The Validate tool is useful for automated testing and productionizing models. It enables you to create custom warnings based on conditions so you can highlight if something seems strange. The Validate tool can be highly effective for customizing warnings that highlight scenarios that should cause caution in the dataset.
You can create multiple warnings in a single model
Configuration
There are two ways to use the Validate tool: zero rows and by condition. Zero rows means that you want to create a warning if the incoming dataset has zero rows. By condition means that you want to create a warning if a boolean column is false.
Method
Select the method you want to use: zero row or by condition.
Log type
Info, Warning or Error. If an Info is triggered it will generate a row in your logs, a Warning will turn the whole job is to a warning and the Error will simply turn the job into an erroneous run.
Downstream execution
If you choose Info or Warning in the log type, you can choose to stop the downstream execution. In other words, if you have tool attached after the Validate tool that you don’t want to run, you should check this option.
Log message
Enter a message that you want to show in your logs.

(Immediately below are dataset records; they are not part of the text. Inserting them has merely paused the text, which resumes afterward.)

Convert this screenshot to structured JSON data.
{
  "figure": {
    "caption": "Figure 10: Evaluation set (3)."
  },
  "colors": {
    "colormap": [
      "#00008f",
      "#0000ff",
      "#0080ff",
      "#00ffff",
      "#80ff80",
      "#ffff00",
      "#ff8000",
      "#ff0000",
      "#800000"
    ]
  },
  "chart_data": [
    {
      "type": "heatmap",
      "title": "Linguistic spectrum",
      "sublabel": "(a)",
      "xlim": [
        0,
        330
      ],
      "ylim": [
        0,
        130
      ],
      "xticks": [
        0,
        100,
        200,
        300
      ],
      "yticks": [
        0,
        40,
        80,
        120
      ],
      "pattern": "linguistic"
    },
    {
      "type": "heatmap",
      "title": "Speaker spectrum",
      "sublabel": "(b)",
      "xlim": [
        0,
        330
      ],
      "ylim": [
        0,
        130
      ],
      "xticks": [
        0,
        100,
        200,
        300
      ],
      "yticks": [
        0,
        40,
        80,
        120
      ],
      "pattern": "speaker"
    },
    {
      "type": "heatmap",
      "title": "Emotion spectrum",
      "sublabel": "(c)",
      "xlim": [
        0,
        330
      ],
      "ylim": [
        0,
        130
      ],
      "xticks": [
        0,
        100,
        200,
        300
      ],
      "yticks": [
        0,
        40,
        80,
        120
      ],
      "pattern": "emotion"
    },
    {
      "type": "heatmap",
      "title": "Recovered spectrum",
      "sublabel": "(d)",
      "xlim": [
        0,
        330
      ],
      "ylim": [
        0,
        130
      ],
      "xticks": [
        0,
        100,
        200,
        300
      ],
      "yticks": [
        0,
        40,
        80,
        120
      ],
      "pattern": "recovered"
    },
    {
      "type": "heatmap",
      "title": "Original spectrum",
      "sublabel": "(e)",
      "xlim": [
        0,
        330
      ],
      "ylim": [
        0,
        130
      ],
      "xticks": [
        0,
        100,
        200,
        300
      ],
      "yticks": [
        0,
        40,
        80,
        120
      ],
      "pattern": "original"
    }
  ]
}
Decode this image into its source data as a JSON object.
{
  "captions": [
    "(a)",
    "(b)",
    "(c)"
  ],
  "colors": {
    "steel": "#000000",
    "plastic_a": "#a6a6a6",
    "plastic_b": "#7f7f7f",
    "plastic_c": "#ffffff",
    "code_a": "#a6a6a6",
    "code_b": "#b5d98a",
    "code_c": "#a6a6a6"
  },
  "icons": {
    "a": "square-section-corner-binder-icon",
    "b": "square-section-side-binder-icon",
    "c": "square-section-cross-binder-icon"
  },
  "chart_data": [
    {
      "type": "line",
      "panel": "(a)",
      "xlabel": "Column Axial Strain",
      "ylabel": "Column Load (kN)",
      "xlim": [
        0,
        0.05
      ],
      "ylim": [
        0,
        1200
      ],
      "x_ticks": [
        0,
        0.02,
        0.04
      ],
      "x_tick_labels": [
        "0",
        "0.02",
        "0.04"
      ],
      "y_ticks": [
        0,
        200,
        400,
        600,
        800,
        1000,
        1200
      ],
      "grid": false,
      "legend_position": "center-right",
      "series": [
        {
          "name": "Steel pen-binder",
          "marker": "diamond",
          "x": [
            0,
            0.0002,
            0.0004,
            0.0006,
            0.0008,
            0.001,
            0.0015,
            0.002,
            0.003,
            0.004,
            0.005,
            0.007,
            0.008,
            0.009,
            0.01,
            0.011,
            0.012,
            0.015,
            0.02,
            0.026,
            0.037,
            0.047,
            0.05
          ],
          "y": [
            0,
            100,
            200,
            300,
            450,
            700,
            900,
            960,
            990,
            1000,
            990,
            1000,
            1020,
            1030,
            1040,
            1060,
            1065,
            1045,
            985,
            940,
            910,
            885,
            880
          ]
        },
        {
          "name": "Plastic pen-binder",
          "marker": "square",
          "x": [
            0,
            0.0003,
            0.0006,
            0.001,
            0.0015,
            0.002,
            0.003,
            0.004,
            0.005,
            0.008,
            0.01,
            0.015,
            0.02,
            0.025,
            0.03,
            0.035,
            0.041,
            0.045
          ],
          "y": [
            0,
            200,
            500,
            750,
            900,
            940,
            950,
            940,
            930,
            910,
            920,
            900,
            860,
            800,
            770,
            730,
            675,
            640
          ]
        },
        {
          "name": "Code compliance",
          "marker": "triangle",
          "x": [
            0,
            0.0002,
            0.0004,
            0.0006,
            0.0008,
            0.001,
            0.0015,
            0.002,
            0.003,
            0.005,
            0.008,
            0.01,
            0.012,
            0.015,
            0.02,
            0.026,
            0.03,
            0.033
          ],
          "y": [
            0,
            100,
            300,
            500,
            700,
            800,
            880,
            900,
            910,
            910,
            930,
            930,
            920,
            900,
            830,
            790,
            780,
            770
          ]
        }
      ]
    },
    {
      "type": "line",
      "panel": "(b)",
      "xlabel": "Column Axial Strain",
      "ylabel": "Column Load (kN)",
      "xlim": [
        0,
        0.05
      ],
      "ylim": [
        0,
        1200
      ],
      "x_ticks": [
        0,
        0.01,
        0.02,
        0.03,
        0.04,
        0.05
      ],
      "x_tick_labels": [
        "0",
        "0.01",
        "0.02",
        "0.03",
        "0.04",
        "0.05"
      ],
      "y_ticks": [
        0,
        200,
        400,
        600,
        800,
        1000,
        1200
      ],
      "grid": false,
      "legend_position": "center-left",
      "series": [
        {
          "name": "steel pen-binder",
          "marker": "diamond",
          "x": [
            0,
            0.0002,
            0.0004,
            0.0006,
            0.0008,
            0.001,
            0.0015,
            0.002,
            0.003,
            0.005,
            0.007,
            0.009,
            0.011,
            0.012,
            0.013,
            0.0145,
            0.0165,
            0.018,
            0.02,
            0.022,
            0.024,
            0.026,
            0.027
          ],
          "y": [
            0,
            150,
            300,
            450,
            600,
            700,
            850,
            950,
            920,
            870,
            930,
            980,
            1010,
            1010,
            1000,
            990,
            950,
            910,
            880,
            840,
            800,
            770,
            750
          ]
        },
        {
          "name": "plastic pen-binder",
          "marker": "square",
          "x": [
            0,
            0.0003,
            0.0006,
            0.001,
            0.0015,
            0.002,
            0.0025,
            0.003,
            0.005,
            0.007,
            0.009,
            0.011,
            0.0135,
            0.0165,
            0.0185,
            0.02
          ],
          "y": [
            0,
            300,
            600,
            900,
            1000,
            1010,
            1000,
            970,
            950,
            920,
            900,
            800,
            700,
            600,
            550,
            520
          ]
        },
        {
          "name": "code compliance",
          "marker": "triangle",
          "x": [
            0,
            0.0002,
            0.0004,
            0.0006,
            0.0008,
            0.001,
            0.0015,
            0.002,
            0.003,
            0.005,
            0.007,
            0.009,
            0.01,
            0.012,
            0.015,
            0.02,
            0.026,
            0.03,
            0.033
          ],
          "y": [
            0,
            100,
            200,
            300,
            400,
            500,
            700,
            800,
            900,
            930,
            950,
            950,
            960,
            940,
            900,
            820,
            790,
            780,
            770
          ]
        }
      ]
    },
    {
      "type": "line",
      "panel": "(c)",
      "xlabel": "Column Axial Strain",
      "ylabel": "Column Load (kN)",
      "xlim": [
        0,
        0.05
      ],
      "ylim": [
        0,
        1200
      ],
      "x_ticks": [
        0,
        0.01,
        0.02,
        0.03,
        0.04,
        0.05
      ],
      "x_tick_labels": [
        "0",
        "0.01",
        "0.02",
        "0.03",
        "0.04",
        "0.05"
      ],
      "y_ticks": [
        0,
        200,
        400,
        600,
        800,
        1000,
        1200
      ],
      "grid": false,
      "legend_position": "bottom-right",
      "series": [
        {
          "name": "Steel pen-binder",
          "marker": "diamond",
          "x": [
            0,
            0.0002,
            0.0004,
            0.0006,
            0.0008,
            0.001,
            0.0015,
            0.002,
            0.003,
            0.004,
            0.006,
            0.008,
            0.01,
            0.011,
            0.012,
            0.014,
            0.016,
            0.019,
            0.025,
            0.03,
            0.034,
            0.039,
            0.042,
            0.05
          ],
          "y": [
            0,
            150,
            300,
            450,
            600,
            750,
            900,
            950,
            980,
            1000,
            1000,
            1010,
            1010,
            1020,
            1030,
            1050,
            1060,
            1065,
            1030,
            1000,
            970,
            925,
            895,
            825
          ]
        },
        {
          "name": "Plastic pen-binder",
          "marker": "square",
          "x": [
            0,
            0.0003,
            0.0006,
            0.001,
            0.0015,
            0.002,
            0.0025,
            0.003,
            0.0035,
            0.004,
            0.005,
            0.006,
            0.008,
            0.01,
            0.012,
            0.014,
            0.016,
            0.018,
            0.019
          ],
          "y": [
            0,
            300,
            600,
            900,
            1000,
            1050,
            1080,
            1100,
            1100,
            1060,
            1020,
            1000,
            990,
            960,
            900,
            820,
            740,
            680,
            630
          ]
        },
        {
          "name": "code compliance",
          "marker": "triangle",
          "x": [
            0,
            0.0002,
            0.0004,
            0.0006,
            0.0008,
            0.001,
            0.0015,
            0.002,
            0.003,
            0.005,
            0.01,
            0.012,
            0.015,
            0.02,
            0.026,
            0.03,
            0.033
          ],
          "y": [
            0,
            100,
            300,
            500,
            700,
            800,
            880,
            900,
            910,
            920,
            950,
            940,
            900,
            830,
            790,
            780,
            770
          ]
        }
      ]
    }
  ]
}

When using the “zero rows” method, you cannot reference columns. You can do that with the “by condition” method.
Method
Select the method you want to use: zero row or by condition.
Log type
Info, warning or error
Downstream execution
Select the timezone that you want the current date and time to be formatted
in. All timezones are available in the dropdown.
Conditional column
Select a Boolean column that will be used to trigger the validate tool. When the boolean column is FALSE then the validate tool will be triggered.
Number of messages
You can choose to stop the validation after one row that hits the FALSE value. Or print the first 10 rows in the job logs.
Log message
Enter a message that you want to show in your logs. You can reference columns, so you could write log messages comprising your data values (or at least the first 10 rows - see ‘number of messages’ above)
Examples
In this case, we want to create a conditional warning when a our revenue column is lower than zero. That should be able to happen for our customers.
So we’ll start by creating the boolean column that we’ll use in the Validate tool.
Then we’ll use that in our Validate tool. Notice the warnings in the bottom right-hand corner.
Lastly, when we run this demo model on a schedule, this is what we’ll see in our job log. Notice how the warning messages are identical to the ones in the screenshot above.